I'm really beating the shit out of that poor fan, I can tell. The shooting-gallery rattle of the gravel ricocheting off the blades is dulling now, sometimes followed by secondary rattles as the pebbles bounce back into the blades. Not sure what I'll do if the fan gives out before someone notices me up here.

It's not an issue, as it turns out. The heavy fire door beyond the chimney swings open abruptly. A hospital maintenance gal in coveralls, roly-poly and draped with tool belts and bandoliers. She's red-faced from the trek up the stairs, and it gives her the aspect of a fairy tale baker or candy-seller. She reinforces this impression by putting her plump hands to her enormous bosom and gasping when she catches sight of me.

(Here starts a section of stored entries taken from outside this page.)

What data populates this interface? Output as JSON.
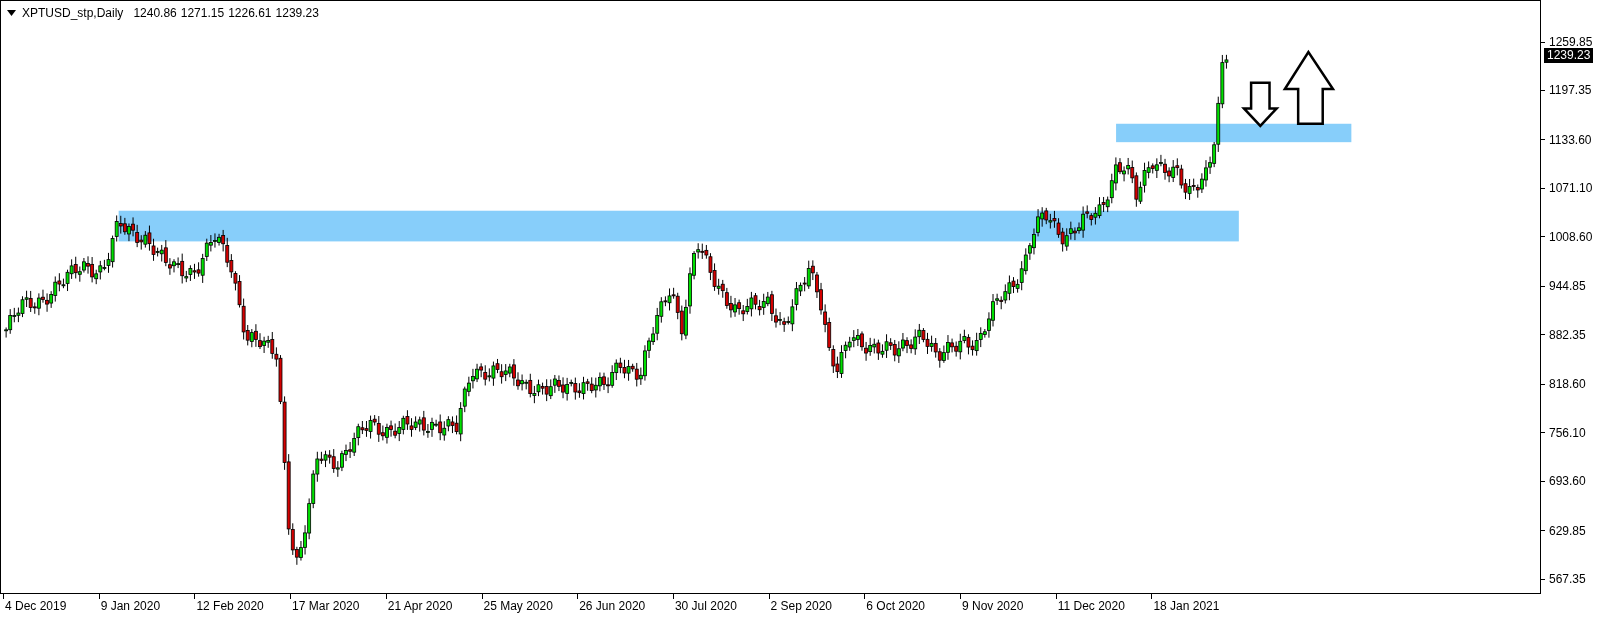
{
  "header": {
    "symbol": "XPTUSD_stp,Daily",
    "ohlc": [
      "1240.86",
      "1271.15",
      "1226.61",
      "1239.23"
    ]
  },
  "price_axis": {
    "labels": [
      "1259.85",
      "1197.35",
      "1133.60",
      "1071.10",
      "1008.60",
      "944.85",
      "882.35",
      "818.60",
      "756.10",
      "693.60",
      "629.85",
      "567.35"
    ],
    "current_price": "1239.23"
  },
  "time_axis": {
    "labels": [
      "4 Dec 2019",
      "9 Jan 2020",
      "12 Feb 2020",
      "17 Mar 2020",
      "21 Apr 2020",
      "25 May 2020",
      "26 Jun 2020",
      "30 Jul 2020",
      "2 Sep 2020",
      "6 Oct 2020",
      "9 Nov 2020",
      "11 Dec 2020",
      "18 Jan 2021"
    ]
  }
}
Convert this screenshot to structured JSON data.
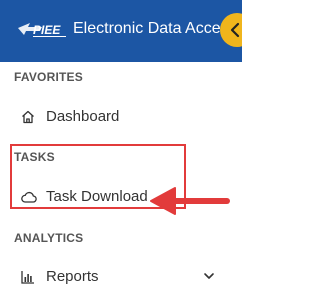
{
  "header": {
    "logo_text": "PIEE",
    "title": "Electronic Data Access",
    "collapse_icon": "chevron-left-icon"
  },
  "sidebar": {
    "favorites": {
      "label": "FAVORITES",
      "items": [
        {
          "label": "Dashboard",
          "icon": "home-icon"
        }
      ]
    },
    "tasks": {
      "label": "TASKS",
      "items": [
        {
          "label": "Task Download",
          "icon": "cloud-icon"
        }
      ]
    },
    "analytics": {
      "label": "ANALYTICS",
      "items": [
        {
          "label": "Reports",
          "icon": "bar-chart-icon",
          "expand_icon": "chevron-down-icon"
        }
      ]
    }
  },
  "annotation": {
    "highlight_color": "#e23b3b"
  },
  "colors": {
    "header_bg": "#1c56a4",
    "accent": "#f0b51c",
    "section_text": "#555555",
    "item_text": "#333333"
  }
}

It comes to me that I am quite a fucking sight. Bloody, sunburnt, wild-eyed, with my simian hunch and my scabby jaw set at a crazy angle to my face and reality both. Not to mention my near nudity, which I'm semipositive is not her idea of light entertainment. "Hey," I say. "I, uh, I got stuck on the roof. The door shut." Talking reopens the wound on my jaw and I feel more blood trickling down my neck. "Unfortunately, I only get one chance to make a first impression, huh? I'm not, you know, really crazy, I was just a little bored and so I went exploring and got stuck and tried to get someone's attention, had a couple accidents... It's a long story. Hey! My name's Art. What's yours?"

"Oh my Lord!" she said, and her hand jumps to the hammer in its bandolier holster on her round tummy. She claws at it frantically.

"Please," I say, holding my hands in front of me. "Please. I'm hurt is all. I came up here to get some fresh air and the door swung shut behind me. I tripped when I knocked over the chimney to get someone's attention. I'm not dangerous. Please. Just help me get back down to the twentieth floor-I think I might need a stretcher crew, my back is pretty bad."

"It's Caitlin," she says.

"I beg your pardon?"

"My name is Caitlin," she says.

"Hi, Caitlin," I said. I extend my hand, but she doesn't move the ten yards she would have to cross in order to take it. I think about moving towards her, but think better of it.

"You're not up here to jump, are you?"

"Jump? Christ, no! Just stuck is all. Just stuck."

Linda's goddamned boyfriend was into all this flaky Getting to Yes shit, subliminal means of establishing rapport and so on. Linda and I once spent an afternoon at the Children's Carousel uptown in Manhattan, making fun of all his newage theories. The one that stood out in my mind as funniest was synching your breathing-"What you resist persists, so you need to turn resistance into assistance," Linda recounted. You match breathing with your subject for fifteen breaths and they unconsciously become receptive to your suggestions. I have a suspicion that Caitlin might bolt, duck back through the door and pound down the stairs on her chubby little legs and leave me stranded.

So I try it, match my breath to her heaving bosom. She's still panting from her trek up the stairs and fifteen breaths go by in a quick pause. The silence stretches, and I try to remember what I'm supposed to do next. Lead the subject, that's it. I slow my breathing down gradually and, amazingly, her breath slows down along with mine, until we're both breathing great, slow breaths. It works-it's flaky and goofy California shit, but it works.

"Caitlin," I say calmly, making it part of an exhalation.

"Yes," she says, still wary.

"Have you got a comm?"

"I do, yes."

"Can you please call downstairs and ask them to send up a stretcher crew? I've hurt my back and I won't be able to handle the stairs."

"I can do that, yes."

"Thank you, Caitlin."

It feels like cheating. I didn't have to browbeat her or puncture her bad reasoning-all it took was a little rapport, a little putting myself in her shoes. I can't believe it worked, but Caitlin flips a ruggedized comm off her hip and speaks into it in a calm, efficient manner.